O that we would always feel this!
May we always do things for Christ’s sake.
Let our end be to looking upon the conversion of the wandering, the teaching of the ignorant, the help of the poor,
the maintenance of the right, the putting down of the wrong,
and the upholding of the crown and kingdom of our Lord Jesus Christ.
Now the prayer of Christ had a great spirituality of aim.
You notice that nothing is sought for these people but that which concerns their souls, “Father, forgive them.”
I believe that the more the church of God strains after, before God, the forgiveness of sinners,
and the more the church seeks in her prayer life to teach sinners what sin is, and what the blood of Christ is,
and that Hell must follow if sin is not washed out,
and that Heaven is ensured to all those who are cleansed from sin, then the church will be in unity with her bridegroom.
Let us continue to press forward to the root of the matter in the forgiveness of sinners.
As to all the evils that afflict humanity--by all means take your share in battling with them.
Let temperance be maintained, let education be supported,
Let reforms, political and ecclesiastical, be pushed forward as far as you have the time and effort to spare.
But our first business for every Christian brother and sister is with the hearts and consciences of men as they stand before the everlasting God.
O let nothing turn you aside from your divine errand of mercy to undying souls.
This is your one business.
Tell to sinners that sin will damn them, that Christ alone on that cross can take away sin, and make this the one passion of your souls.
“Father, forgive them!
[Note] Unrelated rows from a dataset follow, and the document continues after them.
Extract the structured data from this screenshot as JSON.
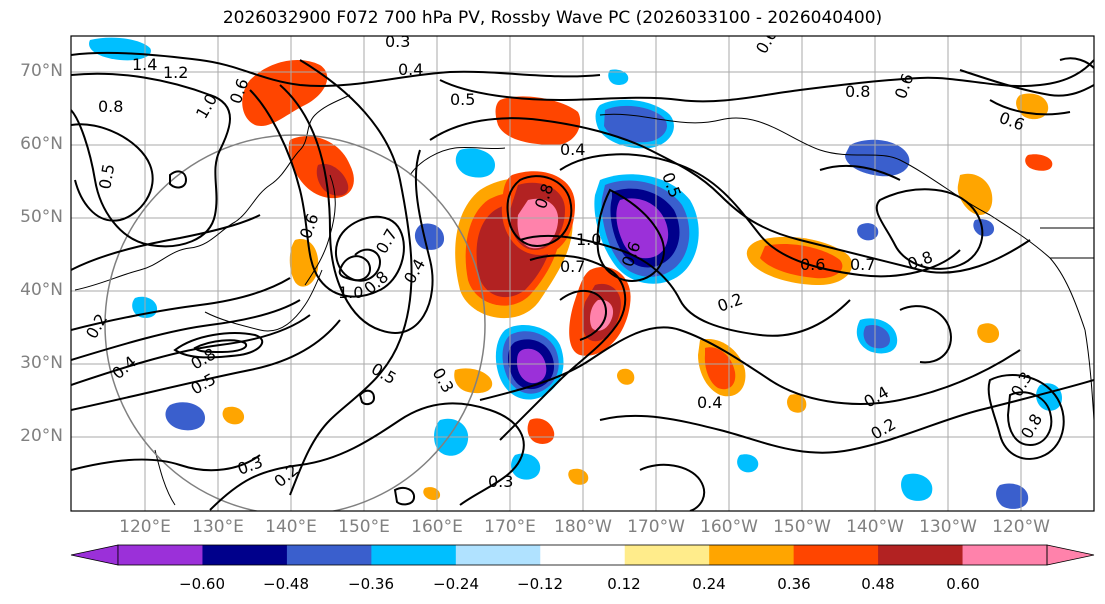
{
  "title": "2026032900 F072 700 hPa PV, Rossby Wave PC (2026033100 - 2026040400)",
  "lat_labels": [
    "70°N",
    "60°N",
    "50°N",
    "40°N",
    "30°N",
    "20°N"
  ],
  "lon_labels": [
    "120°E",
    "130°E",
    "140°E",
    "150°E",
    "160°E",
    "170°E",
    "180°W",
    "170°W",
    "160°W",
    "150°W",
    "140°W",
    "130°W",
    "120°W"
  ],
  "colorbar": {
    "colors": [
      "#9b30d9",
      "#00008b",
      "#3a5fcd",
      "#00bfff",
      "#b0e2ff",
      "#ffffff",
      "#ffec8b",
      "#ffa500",
      "#ff4500",
      "#b22222",
      "#ff82ab"
    ],
    "ticks": [
      "−0.60",
      "−0.48",
      "−0.36",
      "−0.24",
      "−0.12",
      "0.12",
      "0.24",
      "0.36",
      "0.48",
      "0.60"
    ]
  },
  "contour_labels": [
    "0.3",
    "0.4",
    "0.5",
    "0.6",
    "0.8",
    "1.4",
    "1.2",
    "1.0",
    "0.8",
    "0.6",
    "0.5",
    "0.4",
    "0.6",
    "0.8",
    "1.0",
    "0.7",
    "0.8",
    "1.0",
    "0.7",
    "0.6",
    "0.7",
    "0.8",
    "0.6",
    "0.5",
    "0.2",
    "0.4",
    "0.8",
    "0.5",
    "0.2",
    "0.3",
    "0.2",
    "0.3",
    "0.4",
    "0.4",
    "0.2",
    "0.3",
    "0.4",
    "0.6",
    "0.3",
    "0.6",
    "0.5",
    "0.8"
  ]
}
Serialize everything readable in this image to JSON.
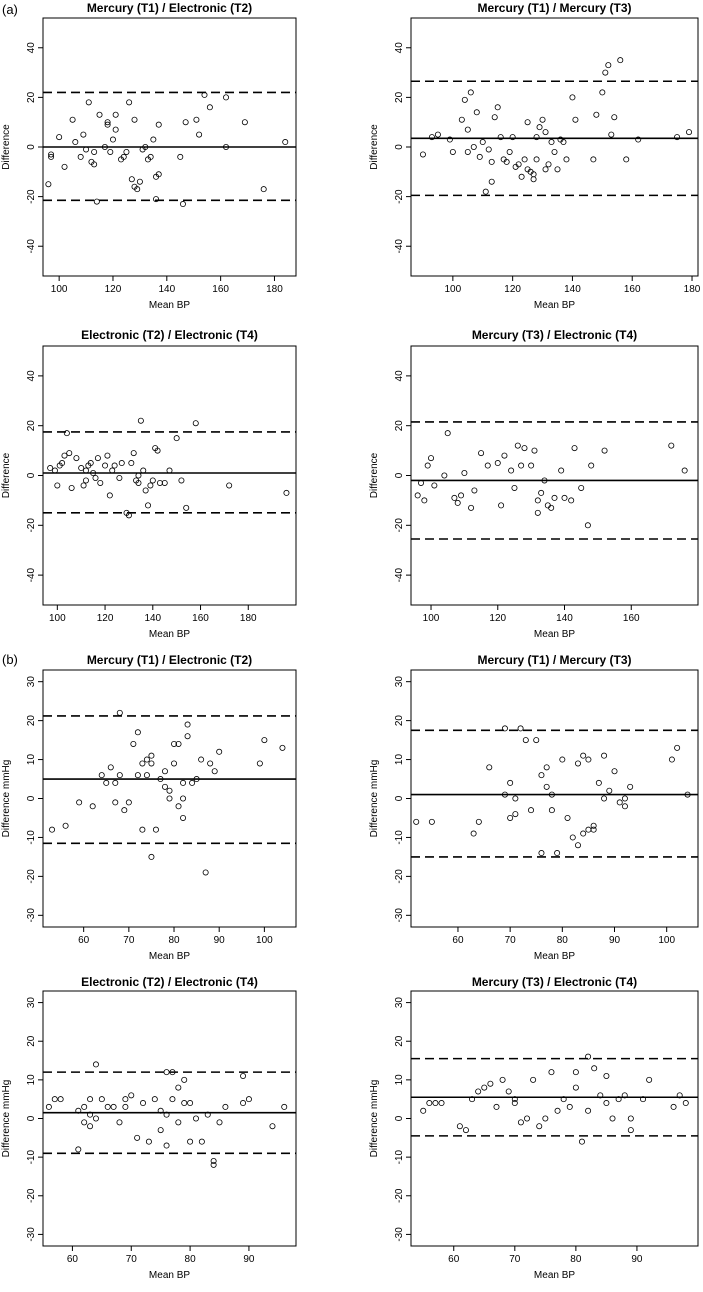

Let them know how to be forgiven.
Let them be actually forgiven.
Let us never rest of bringing sinners to be forgiven, even the guiltiest of them.
Our Savior’s prayer on that cross teaches Shell Point we should be unselfish, and our aim should be spiritual.
Our mission is not to the respectable few who gather in this house, is not to the elite and the eclectic,
Nor to the intelligent who will criticize your words and pass judgment upon every syllable or our teaching,
It is not to those who treat you kindly, generously, affectionately.
But our great errand is to the harlot, to the thief, to the drunkard, to the most depraved and corrupt.
If no one else cares for these, the church must always.
Just as Jesus did on that cross 2,000 years ago.
“Father, forgive them for they know not what they do.”
The gospel is meant for those who persecute religion.
It aims it’s arrows of love against the hearts of its foes.
Well as time fails me, the last point is a word to the unconverted.
Listen attentively; some of you here are not saved.
Perhaps you have been ignorant and when you sinned you did not know what you did.
You knew you were sinners, you knew that, but you did not know the far-reaching guilt of sin.
You haven’t been attending church like you should, or haven’t been reading the Bible.
Now you are being anxious about your souls.
Remember your ignorance does not excuse you, or else Christ would not say, “Forgive them;” they must be forgiven, even those that know not what they do.”
The times of your ignorance God winked at, but now commands all men everywhere to repent.
The God whom you forgotten is willing to pardon and ready to forgive.
Trust Jesus who died for the guilty, and you shall be saved.
And there are some here for whom even Christ himself could not pray this prayer in the widest sense, “Father, forgive them; for they know not what they do.”
For you have known what you did, and every sermon you hear, and every impression made upon your understanding and conscience by the gospel adds to your responsibility,
And takes away from you the excuse of not knowing what you do.
You know there is the world and Christ, and that you cannot have both.
You know that there is sin and God, and that you cannot serve both.
You know that there are the pleasures of evil and the pleasures of Heaven, and that you cannot have both.
In the light that God has given you, may His Spirit also come and help you to choose that which true wisdom would make you choose.
Decide today for God, for Christ, for Heaven.